27.3: Invited Paper: Electrochemical study on wet etching of copper/molybdenum alloys in thin film transistors

As copper metallization process is widely adopted by Flat panel display industry, cost for waste treatment such as fluorine ions in copper wet etchant also dramatically increased. Reduction of fluorine ion in copper metallization process, will be a key environment friendly business issue in near future. In this paper, we developed new MoK copper barrrier layer for IGZO and LTPS application which can be easily wet‐patterned in copper wet etchant without etch residue. The effects of metal electrode on the electrical performance of back channel etching type amorphous In‒Ga‒Zn‒O thin film transistor have been studied.
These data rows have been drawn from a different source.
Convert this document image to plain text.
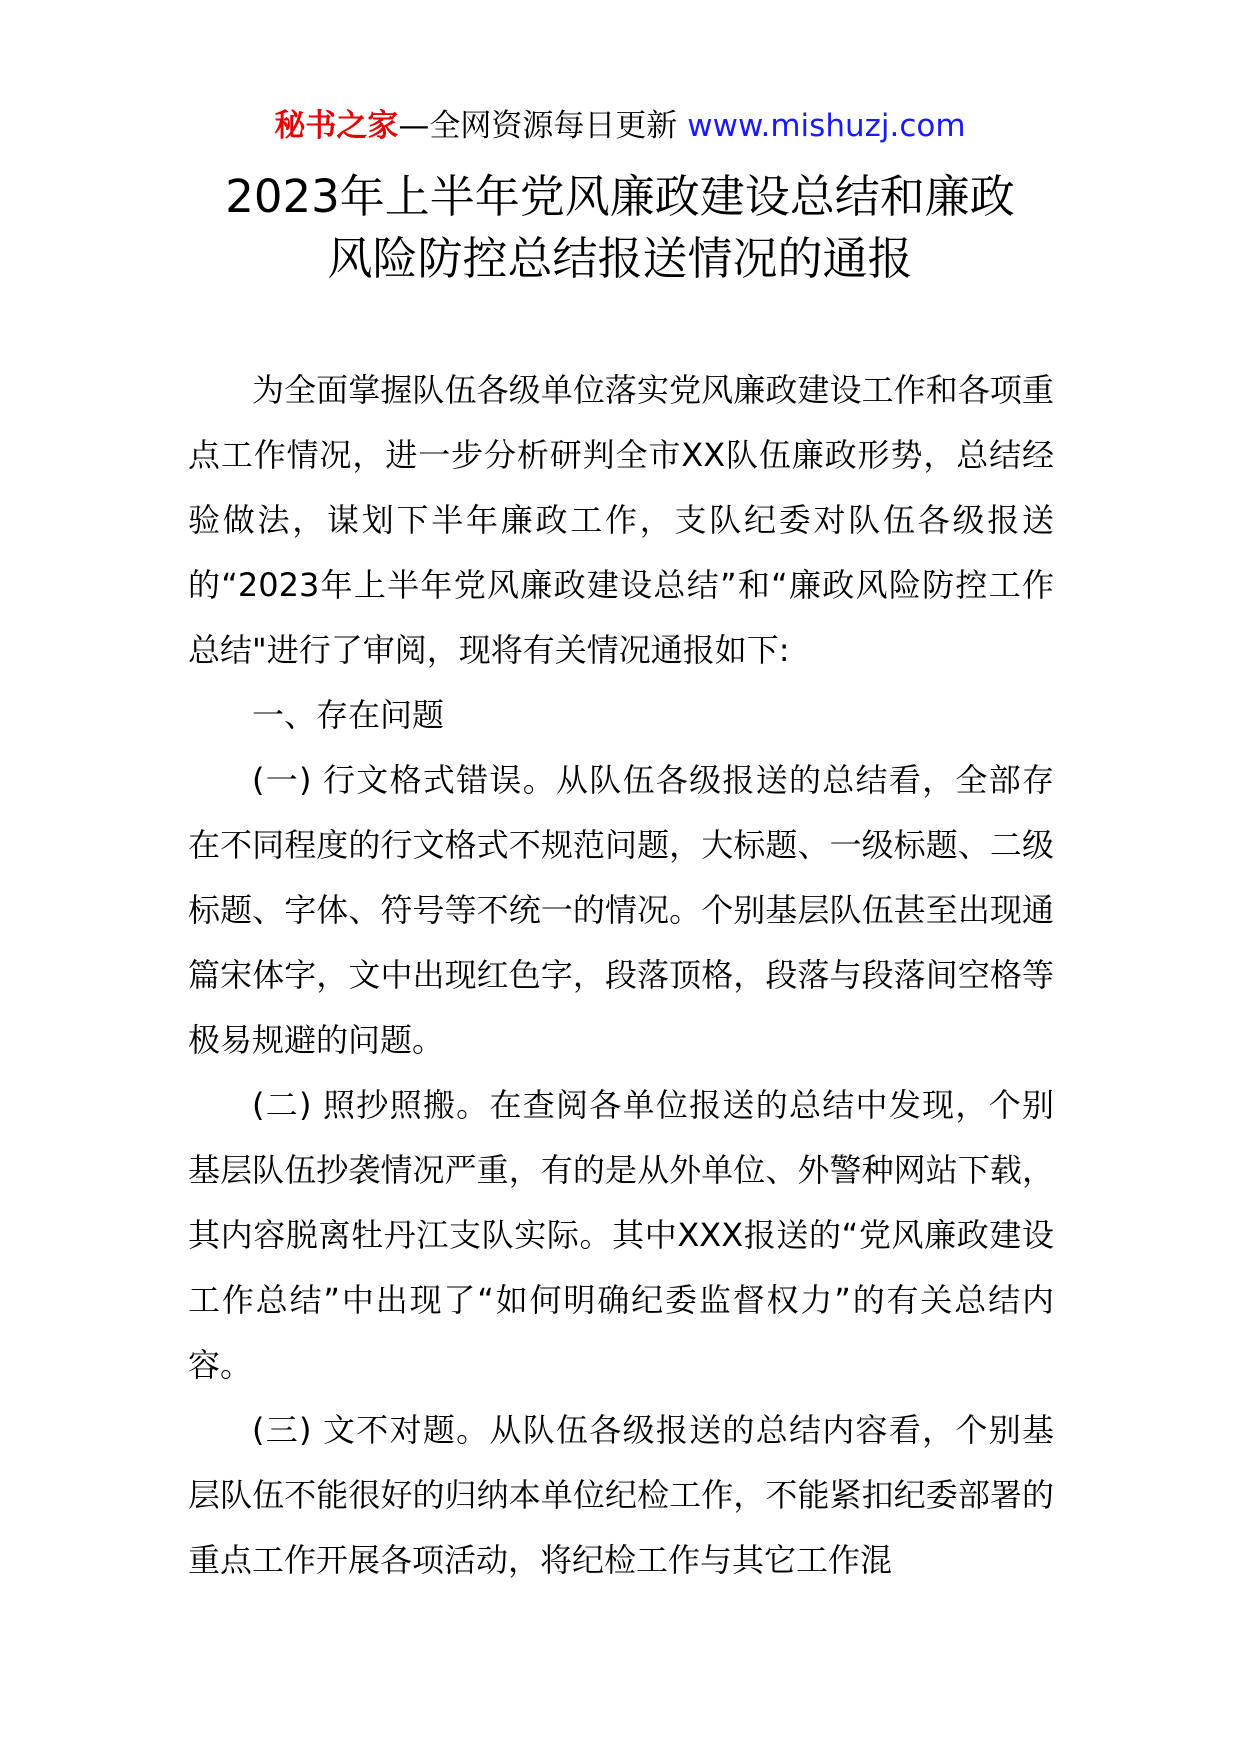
秘书之家—全网资源每日更新 www.mishuzj.com
2023年上半年党风廉政建设总结和廉政
风险防控总结报送情况的通报

为全面掌握队伍各级单位落实党风廉政建设工作和各项重点工作情况，进一步分析研判全市XX队伍廉政形势，总结经验做法，谋划下半年廉政工作，支队纪委对队伍各级报送的“2023年上半年党风廉政建设总结”和“廉政风险防控工作总结"进行了审阅，现将有关情况通报如下:

一、存在问题

(一) 行文格式错误。从队伍各级报送的总结看，全部存在不同程度的行文格式不规范问题，大标题、一级标题、二级标题、字体、符号等不统一的情况。个别基层队伍甚至出现通篇宋体字，文中出现红色字，段落顶格，段落与段落间空格等极易规避的问题。

(二) 照抄照搬。在查阅各单位报送的总结中发现，个别基层队伍抄袭情况严重，有的是从外单位、外警种网站下载，其内容脱离牡丹江支队实际。其中XXX报送的“党风廉政建设工作总结”中出现了“如何明确纪委监督权力”的有关总结内容。

(三) 文不对题。从队伍各级报送的总结内容看，个别基层队伍不能很好的归纳本单位纪检工作，不能紧扣纪委部署的重点工作开展各项活动，将纪检工作与其它工作混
From secondary ion mass spectroscopy depth analysis, the detected molybdenum content on IGZO surface after wet patterning was greatly reduced by 10 times compared with pure molybdenum. In addition, MoK showed a better thermal resistance properties compared with pure molybdenum. After the MoK/copper/MoK tri‐layers were annealed at 400°C for 1 hour, the electrical resistance was decreased from 5.7 uohm‐cm to 3.2 uohm‐cm while pure molybdenum tri‐layer showed dramatic increase after thermal annealing. The reduced molybdenum residue after wet patterning also influenced the electrical properties of back channel etching type IGZO TFTs. The measured mobility lied between 10∼14 cm2/V.sec and contact resistance was about 0.5 Mohm which is comparable with reported values. The enhanced device performance and thermal stability were interpreted in terms of electron density change and intermetallic compound formation at Cu/MoK interface.